Correlation moderated by elevated anxiety symptoms; greater decline in high-anxiety group
THURSDAY, Jan. 29, 2015 (HealthDay News) — For older adults, elevated amyloid-β (Aβ) levels correlate with cognitive decline, and elevated anxiety moderates these associations, according to a study published online Jan. 28 in JAMA Psychiatry.
Robert H. Pietrzak, Ph.D., from the U.S. Department of Veterans Affairs in West Haven, Conn., and colleagues examined the correlation between Aβ status and cognitive changes in a multicenter, prospective study. Three hundred thirty-three healthy, older adults underwent assessments at baseline and at 18, 36, and 54 months.
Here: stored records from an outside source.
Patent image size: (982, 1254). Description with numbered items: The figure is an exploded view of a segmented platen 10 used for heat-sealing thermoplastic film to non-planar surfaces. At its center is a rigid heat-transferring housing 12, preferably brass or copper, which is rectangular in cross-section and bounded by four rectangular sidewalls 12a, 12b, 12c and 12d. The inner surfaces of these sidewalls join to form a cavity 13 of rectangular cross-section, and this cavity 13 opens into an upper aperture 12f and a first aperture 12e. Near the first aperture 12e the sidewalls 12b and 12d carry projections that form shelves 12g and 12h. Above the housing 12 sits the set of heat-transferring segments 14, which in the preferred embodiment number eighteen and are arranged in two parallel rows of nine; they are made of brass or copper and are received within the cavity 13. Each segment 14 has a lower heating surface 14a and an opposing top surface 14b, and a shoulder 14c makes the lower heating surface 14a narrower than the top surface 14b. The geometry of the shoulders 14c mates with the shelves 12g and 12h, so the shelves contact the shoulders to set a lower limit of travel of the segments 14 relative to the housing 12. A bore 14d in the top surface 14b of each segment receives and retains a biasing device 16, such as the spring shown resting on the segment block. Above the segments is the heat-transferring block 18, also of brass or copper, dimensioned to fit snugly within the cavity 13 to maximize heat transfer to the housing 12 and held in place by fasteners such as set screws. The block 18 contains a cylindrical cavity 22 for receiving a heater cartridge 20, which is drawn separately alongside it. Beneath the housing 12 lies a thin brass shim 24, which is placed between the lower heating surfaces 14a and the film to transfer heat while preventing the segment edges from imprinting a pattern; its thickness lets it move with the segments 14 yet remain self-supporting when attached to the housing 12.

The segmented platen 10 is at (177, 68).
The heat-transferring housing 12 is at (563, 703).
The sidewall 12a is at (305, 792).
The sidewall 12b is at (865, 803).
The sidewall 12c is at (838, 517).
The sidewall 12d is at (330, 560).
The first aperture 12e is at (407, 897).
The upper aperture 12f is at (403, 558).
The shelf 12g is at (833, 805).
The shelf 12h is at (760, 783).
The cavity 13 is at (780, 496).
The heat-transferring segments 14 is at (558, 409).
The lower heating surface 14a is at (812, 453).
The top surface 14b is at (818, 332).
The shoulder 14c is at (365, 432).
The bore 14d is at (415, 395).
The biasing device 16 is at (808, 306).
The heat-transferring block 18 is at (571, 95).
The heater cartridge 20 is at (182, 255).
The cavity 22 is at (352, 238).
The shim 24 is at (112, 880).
The researchers found that positive Aβ (Aβ+) status at baseline correlated with a significant reduction in global cognition, verbal memory, language, and executive function; these correlations were moderated by elevated anxiety symptoms. Slopes of cognitive decline were significantly more pronounced in the Aβ+ high-anxiety group than in the Aβ+ low-anxiety group, with Cohen d values of 0.78, 0.54, 0.51, and 0.39 for global cognition, verbal memory, language, and executive function, respectively. The effects were independent of confounding variables such as age, educational level, APOE genotype, subjective memory complaints, and depressive symptoms. The correlation between Aβ and cognitive decline was not moderated by depressive symptoms or subjective memory complaints.
“Given that there is currently no standard antiamyloid therapy and that anxiety symptoms are amenable to treatment, these findings may help inform risk stratification and management of the preclinical phase of Alzheimer’s disease,” the authors write.
Two authors disclosed financial ties to Cogstate Ltd., which provided some of the cognitive tests used in this study and contributed funding to the study.